No one spoke, and he went on easily: “There is something I might say, however, about the—er—what I call the chemistry of insanity. Among the present wonders of science, as you doubtless know, none stirs the imagination so powerfully as the doctrine that at least some forms of insanity are the result of chemical changes in the blood. For instance, ill temper, intoxication, many things are due to chemical changes in the blood acting on the brain.
“Go further back. Take typhoid fever with its delirium, influenza with its suicide mania. All due to toxins—poisons. Chemistry—chemistry—all of them chemistry.”

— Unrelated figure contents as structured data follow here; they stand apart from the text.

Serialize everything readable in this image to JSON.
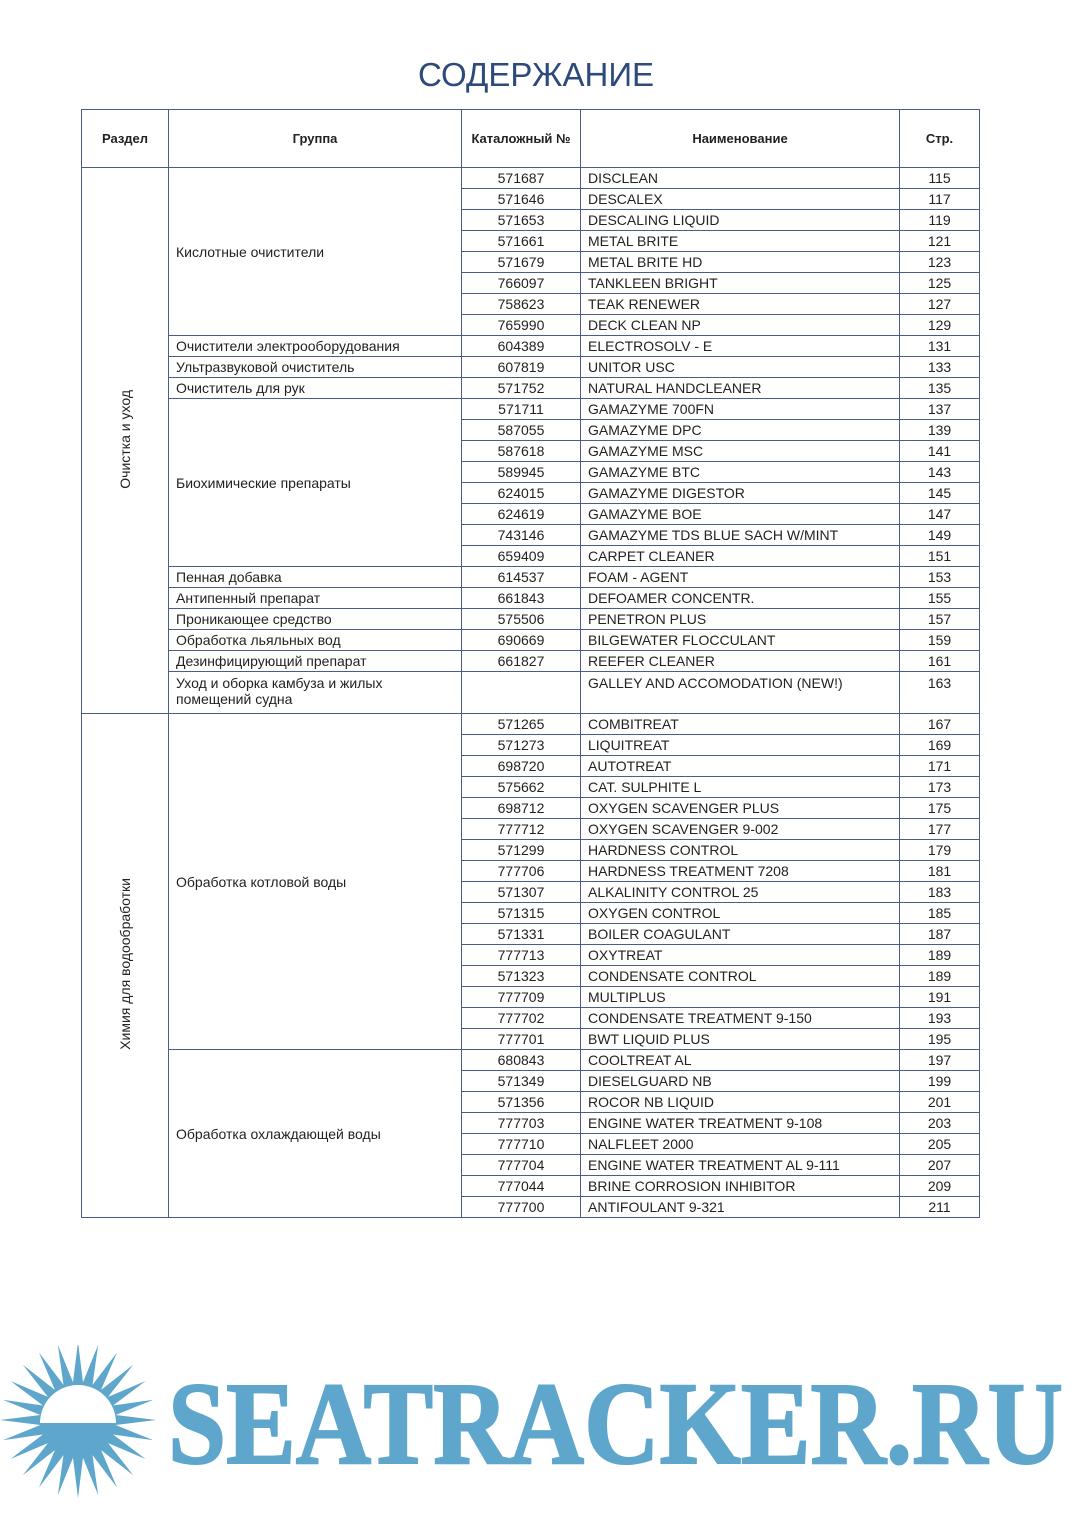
{
  "title": "СОДЕРЖАНИЕ",
  "headers": {
    "section": "Раздел",
    "group": "Группа",
    "catalog": "Каталожный №",
    "name": "Наименование",
    "page": "Стр."
  },
  "sections": [
    {
      "label": "Очистка и уход",
      "groups": [
        {
          "label": "Кислотные очистители",
          "items": [
            [
              "571687",
              "DISCLEAN",
              "115"
            ],
            [
              "571646",
              "DESCALEX",
              "117"
            ],
            [
              "571653",
              "DESCALING LIQUID",
              "119"
            ],
            [
              "571661",
              "METAL BRITE",
              "121"
            ],
            [
              "571679",
              "METAL BRITE HD",
              "123"
            ],
            [
              "766097",
              "TANKLEEN BRIGHT",
              "125"
            ],
            [
              "758623",
              "TEAK RENEWER",
              "127"
            ],
            [
              "765990",
              "DECK CLEAN NP",
              "129"
            ]
          ]
        },
        {
          "label": "Очистители электрооборудования",
          "items": [
            [
              "604389",
              "ELECTROSOLV - E",
              "131"
            ]
          ]
        },
        {
          "label": "Ультразвуковой очиститель",
          "items": [
            [
              "607819",
              "UNITOR USC",
              "133"
            ]
          ]
        },
        {
          "label": "Очиститель для рук",
          "items": [
            [
              "571752",
              "NATURAL HANDCLEANER",
              "135"
            ]
          ]
        },
        {
          "label": "Биохимические препараты",
          "items": [
            [
              "571711",
              "GAMAZYME 700FN",
              "137"
            ],
            [
              "587055",
              "GAMAZYME DPC",
              "139"
            ],
            [
              "587618",
              "GAMAZYME MSC",
              "141"
            ],
            [
              "589945",
              "GAMAZYME BTC",
              "143"
            ],
            [
              "624015",
              "GAMAZYME DIGESTOR",
              "145"
            ],
            [
              "624619",
              "GAMAZYME BOE",
              "147"
            ],
            [
              "743146",
              "GAMAZYME TDS BLUE SACH W/MINT",
              "149"
            ],
            [
              "659409",
              "CARPET CLEANER",
              "151"
            ]
          ]
        },
        {
          "label": "Пенная добавка",
          "items": [
            [
              "614537",
              "FOAM - AGENT",
              "153"
            ]
          ]
        },
        {
          "label": "Антипенный препарат",
          "items": [
            [
              "661843",
              "DEFOAMER CONCENTR.",
              "155"
            ]
          ]
        },
        {
          "label": "Проникающее средство",
          "items": [
            [
              "575506",
              "PENETRON PLUS",
              "157"
            ]
          ]
        },
        {
          "label": "Обработка льяльных вод",
          "items": [
            [
              "690669",
              "BILGEWATER FLOCCULANT",
              "159"
            ]
          ]
        },
        {
          "label": "Дезинфицирующий препарат",
          "items": [
            [
              "661827",
              "REEFER CLEANER",
              "161"
            ]
          ]
        },
        {
          "label": "Уход и оборка камбуза и жилых помещений судна",
          "items": [
            [
              "",
              "GALLEY AND ACCOMODATION (NEW!)",
              "163"
            ]
          ]
        }
      ]
    },
    {
      "label": "Химия для водообработки",
      "groups": [
        {
          "label": "Обработка котловой воды",
          "items": [
            [
              "571265",
              "COMBITREAT",
              "167"
            ],
            [
              "571273",
              "LIQUITREAT",
              "169"
            ],
            [
              "698720",
              "AUTOTREAT",
              "171"
            ],
            [
              "575662",
              "CAT. SULPHITE L",
              "173"
            ],
            [
              "698712",
              "OXYGEN SCAVENGER PLUS",
              "175"
            ],
            [
              "777712",
              "OXYGEN SCAVENGER 9-002",
              "177"
            ],
            [
              "571299",
              "HARDNESS CONTROL",
              "179"
            ],
            [
              "777706",
              "HARDNESS TREATMENT 7208",
              "181"
            ],
            [
              "571307",
              "ALKALINITY CONTROL 25",
              "183"
            ],
            [
              "571315",
              "OXYGEN CONTROL",
              "185"
            ],
            [
              "571331",
              "BOILER COAGULANT",
              "187"
            ],
            [
              "777713",
              "OXYTREAT",
              "189"
            ],
            [
              "571323",
              "CONDENSATE CONTROL",
              "189"
            ],
            [
              "777709",
              "MULTIPLUS",
              "191"
            ],
            [
              "777702",
              "CONDENSATE TREATMENT 9-150",
              "193"
            ],
            [
              "777701",
              "BWT LIQUID PLUS",
              "195"
            ]
          ]
        },
        {
          "label": "Обработка охлаждающей воды",
          "items": [
            [
              "680843",
              "COOLTREAT AL",
              "197"
            ],
            [
              "571349",
              "DIESELGUARD NB",
              "199"
            ],
            [
              "571356",
              "ROCOR NB LIQUID",
              "201"
            ],
            [
              "777703",
              "ENGINE WATER TREATMENT 9-108",
              "203"
            ],
            [
              "777710",
              "NALFLEET 2000",
              "205"
            ],
            [
              "777704",
              "ENGINE WATER TREATMENT AL 9-111",
              "207"
            ],
            [
              "777044",
              "BRINE CORROSION INHIBITOR",
              "209"
            ],
            [
              "777700",
              "ANTIFOULANT 9-321",
              "211"
            ]
          ]
        }
      ]
    }
  ],
  "watermark": {
    "text": "SEATRACKER.RU",
    "color": "#5ea6cc"
  }
}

Craig had begun carefully so as to win their attention. He had it as he went on: “Do we not brew within ourselves poisons which enter the circulation and pervade the system? A sudden emotion upsets the chemistry of the body. Or poisonous food. Or a drug. It affects many things. But we could never have had this chemical theory unless we had had physiological chemistry—and some carry it so far as to say that the brain secretes thought, just as the liver secretes bile, that thoughts are the results of molecular changes.”
“You are, then, a materialist of the most pronounced type,” asserted Dr. Crafts.
Kennedy had been reaching over to a table, toying with the phonograph. As Crafts spoke he moved a key, and I suspected that it was in order to catch the words.
“Not entirely,” he said. “No more than some eugenists.”